Le Corps exquis : nécrophilie amoureuse au coeur de la Nouvelle-Orléans
Cette histoire célèbre de Poppy Z. Brite est rééditée Au Diable Vauvert. L’occasion, enfin, de découvrir ce récit qui fête ses 20 ans cette année.
L’histoire : Il s’appelle Andrew Compton. Condamné à perpétuité pour le meurtre et le viol (post-mortem) de jeunes garçons de Londres… Jusqu’au jour où la fuite lui tend les bras. Direction le nouveau continent. En face, il y a Jay. Lui, il vit à la Nouvelle-Orléans, dans le vieux carré. Son truc, c’est plutôt faire chanter les corps sous une arme blanche. Ils ne le savent pas, mais leur rencontre est inéluctable.
Mon avis : Dire que je ne savais pas vraiment à quoi m’attendre, c’est un peu faible. Cannibalisme, torture, débat sur le Sida et les premières expériences… Une multiplicité de thèmes, avec quatre narrateurs. Nos deux tueurs, certes, mais pas que. Livre extrême, profondément nihiliste et violent. En le fermant, j’ai pensé : « ce n’est pas ma came ». Oui, mais me voilà à en cauchemarder deux semaines plus tard.
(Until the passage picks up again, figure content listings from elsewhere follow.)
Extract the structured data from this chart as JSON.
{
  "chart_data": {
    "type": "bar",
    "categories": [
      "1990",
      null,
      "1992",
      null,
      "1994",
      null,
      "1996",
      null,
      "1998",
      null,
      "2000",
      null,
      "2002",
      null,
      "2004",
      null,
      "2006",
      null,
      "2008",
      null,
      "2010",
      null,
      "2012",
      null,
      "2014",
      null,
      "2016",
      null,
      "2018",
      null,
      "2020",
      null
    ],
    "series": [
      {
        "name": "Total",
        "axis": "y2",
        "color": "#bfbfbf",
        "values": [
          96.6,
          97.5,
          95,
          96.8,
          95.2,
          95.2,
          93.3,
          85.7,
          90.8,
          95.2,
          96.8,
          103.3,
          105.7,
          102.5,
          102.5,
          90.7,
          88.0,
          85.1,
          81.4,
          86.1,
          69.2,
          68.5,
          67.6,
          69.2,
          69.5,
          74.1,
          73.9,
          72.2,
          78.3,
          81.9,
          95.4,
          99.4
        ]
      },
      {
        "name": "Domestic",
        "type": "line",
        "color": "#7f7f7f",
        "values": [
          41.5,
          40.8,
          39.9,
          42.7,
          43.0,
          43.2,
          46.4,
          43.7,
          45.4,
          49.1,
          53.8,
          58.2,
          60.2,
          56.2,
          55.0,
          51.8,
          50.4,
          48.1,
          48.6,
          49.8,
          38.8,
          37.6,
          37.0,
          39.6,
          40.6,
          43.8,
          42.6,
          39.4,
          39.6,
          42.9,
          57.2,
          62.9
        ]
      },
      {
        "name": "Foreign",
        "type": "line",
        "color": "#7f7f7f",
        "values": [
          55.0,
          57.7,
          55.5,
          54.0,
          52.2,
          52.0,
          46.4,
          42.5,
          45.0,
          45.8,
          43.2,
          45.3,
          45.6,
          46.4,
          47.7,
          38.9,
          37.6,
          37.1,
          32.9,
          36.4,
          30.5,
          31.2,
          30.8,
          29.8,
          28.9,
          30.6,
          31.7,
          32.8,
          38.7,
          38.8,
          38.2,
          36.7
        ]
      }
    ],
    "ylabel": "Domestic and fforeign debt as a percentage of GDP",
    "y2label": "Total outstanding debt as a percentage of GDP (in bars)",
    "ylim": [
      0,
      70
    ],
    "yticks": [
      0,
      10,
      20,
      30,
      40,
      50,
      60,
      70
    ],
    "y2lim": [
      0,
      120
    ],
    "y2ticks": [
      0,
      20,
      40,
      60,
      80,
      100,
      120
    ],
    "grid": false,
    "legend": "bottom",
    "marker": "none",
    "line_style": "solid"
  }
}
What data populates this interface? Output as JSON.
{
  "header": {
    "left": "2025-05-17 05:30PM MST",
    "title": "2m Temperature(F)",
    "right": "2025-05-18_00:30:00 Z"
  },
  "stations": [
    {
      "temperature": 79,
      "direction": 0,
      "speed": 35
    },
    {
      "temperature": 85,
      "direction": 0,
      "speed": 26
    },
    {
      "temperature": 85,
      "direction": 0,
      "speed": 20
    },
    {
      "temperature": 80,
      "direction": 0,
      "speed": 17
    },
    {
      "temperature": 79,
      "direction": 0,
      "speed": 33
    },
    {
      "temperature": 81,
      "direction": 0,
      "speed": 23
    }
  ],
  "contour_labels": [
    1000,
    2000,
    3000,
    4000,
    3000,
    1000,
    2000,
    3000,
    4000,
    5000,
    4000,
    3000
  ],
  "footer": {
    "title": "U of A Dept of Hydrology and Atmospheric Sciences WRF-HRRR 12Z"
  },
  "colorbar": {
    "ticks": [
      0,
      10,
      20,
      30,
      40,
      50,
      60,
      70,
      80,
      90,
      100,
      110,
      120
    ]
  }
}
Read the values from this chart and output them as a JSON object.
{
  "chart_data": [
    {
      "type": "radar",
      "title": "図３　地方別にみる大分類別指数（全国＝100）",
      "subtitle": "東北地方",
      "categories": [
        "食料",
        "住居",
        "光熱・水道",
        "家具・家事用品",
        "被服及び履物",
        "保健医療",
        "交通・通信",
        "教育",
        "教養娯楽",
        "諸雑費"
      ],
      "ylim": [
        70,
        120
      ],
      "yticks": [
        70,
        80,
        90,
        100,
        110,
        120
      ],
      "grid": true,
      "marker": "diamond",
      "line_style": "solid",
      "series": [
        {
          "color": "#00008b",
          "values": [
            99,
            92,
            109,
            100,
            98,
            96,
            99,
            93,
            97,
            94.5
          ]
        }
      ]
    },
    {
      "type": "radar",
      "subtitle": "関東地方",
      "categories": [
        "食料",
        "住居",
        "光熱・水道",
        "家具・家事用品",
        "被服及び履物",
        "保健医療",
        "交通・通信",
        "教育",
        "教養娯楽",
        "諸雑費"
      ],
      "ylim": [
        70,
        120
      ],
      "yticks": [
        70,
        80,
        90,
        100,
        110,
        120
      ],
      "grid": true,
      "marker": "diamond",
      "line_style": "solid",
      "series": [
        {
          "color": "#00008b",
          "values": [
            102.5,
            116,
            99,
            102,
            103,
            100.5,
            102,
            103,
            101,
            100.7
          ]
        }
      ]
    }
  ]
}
Une littérature profondément perturbante, qui fait réfléchir, beaucoup trop graphique par moment. Mais n’est-ce pas dans un sens, le but de la littérature ?
L’ouvrage a donc plusieurs points de vue, mais un seul est écrit à la première personne. Et il s’agit d’Andrew. Incapable d’aimer un corps chaud, il aime ceux qui ne bougent plus, parfois depuis longtemps. Jay, lui aime leurs goûts. Le sexe et la mort, en un seul récit. Alors qu’en fond d’ouvrage, se déroule la mort plus lente des victimes du Sida.
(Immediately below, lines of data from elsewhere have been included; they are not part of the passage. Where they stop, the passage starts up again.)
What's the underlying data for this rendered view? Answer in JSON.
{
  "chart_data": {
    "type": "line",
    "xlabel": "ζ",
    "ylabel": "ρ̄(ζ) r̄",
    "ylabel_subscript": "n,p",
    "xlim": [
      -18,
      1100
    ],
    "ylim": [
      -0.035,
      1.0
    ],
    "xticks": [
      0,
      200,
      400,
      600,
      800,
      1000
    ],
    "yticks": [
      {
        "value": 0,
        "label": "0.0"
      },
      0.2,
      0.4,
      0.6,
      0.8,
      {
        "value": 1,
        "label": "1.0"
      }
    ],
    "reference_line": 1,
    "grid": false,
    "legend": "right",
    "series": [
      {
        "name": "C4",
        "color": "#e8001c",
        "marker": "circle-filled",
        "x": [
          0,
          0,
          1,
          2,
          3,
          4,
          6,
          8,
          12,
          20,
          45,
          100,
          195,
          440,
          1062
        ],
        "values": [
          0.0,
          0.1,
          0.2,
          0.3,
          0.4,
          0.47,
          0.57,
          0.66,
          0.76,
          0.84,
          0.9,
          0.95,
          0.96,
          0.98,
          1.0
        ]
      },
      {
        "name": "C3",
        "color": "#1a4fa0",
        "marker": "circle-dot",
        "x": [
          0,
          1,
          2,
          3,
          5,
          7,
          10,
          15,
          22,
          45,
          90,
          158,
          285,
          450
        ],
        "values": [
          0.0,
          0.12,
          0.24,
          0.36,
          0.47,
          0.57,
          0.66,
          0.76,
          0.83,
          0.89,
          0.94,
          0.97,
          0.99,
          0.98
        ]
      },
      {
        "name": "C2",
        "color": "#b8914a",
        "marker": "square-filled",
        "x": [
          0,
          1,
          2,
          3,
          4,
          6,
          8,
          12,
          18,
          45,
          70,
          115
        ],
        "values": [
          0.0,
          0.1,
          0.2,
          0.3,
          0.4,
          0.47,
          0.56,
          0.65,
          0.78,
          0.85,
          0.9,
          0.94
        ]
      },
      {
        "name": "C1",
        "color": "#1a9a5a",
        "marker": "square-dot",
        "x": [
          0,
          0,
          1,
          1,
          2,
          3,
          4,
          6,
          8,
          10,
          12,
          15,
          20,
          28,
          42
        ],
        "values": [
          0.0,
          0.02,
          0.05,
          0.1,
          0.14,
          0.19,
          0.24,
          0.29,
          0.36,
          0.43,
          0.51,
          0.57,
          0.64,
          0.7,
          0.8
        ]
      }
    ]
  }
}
Le Corps exquis prend toujours autant aux tripes, et n’est pas pour autant lié à une certaine esthétique gothique. Nous ne sommes pas dans un récit romantique, et si histoire d’amour il y a, c’est plus dans la découverte d’un autre pareil à soi. Ou presque. C’est punk, c’est l’absence de toute morale, c’est la recherche de la beauté dans les entrailles des hommes. Il a eu du mal à être publié et on comprend pourquoi. À réserver aux cœurs bien accrochés.
Si vous aimez : Le livre de dissection de votre vieil oncle Charlie. Mais en plus flamboyant. Sa douce morbidité.
Autour du livre : Poppy Z. Brite est l’une des influences de l’auteure française Morgane Caussarieu, que nous avions interviewée en juillet dernier. Mais attention. Ceci n’est pas une histoire de « vampire ». Le titre anglais, Exquisite Corpse, signifie en réalité « cadavre exquis » qui est aussi le nom d’un jeu.
Extrait : « Je fis tourner la lame dans ses chairs. Ses mains tentèrent faiblement de s’accrocher aux miennes. J’empoignai ses splendides cheveux blonds, à présent noircis par le sang, et lui cognai le crâne contre un clavier. Les os cédèrent avec un craquement gratifiant. Waring eut une ultime convulsion, puis cessa de bouger.
Le frisson familier mais presque oublié de ce poids flasque dans mes bras… le regard extatique de ces yeux mi-clos… ces doigts qui se raidissent, agités par un ultime tressaillement, puis se recroquevillent… ce doux visage perdu dans un éternel rêve de néant. J’ai toujours aimé les blonds. Comme leur peau est naturellement laiteuse, elle laisse apparaître le fin réseau des veines bleues, et leurs cheveux imbibés de sang évoquant un carré de soie pâle vue à travers une lentille de rubis.
Je me penchai sur Waring et l’embrassai, redécouvrant la texture des lèvres et des dents, la riche saveur métallique d’un palais empli de sang. »
Sortie : Novembre 2015, éditions Au Diable Vauvert, 337 pages, 20 euros.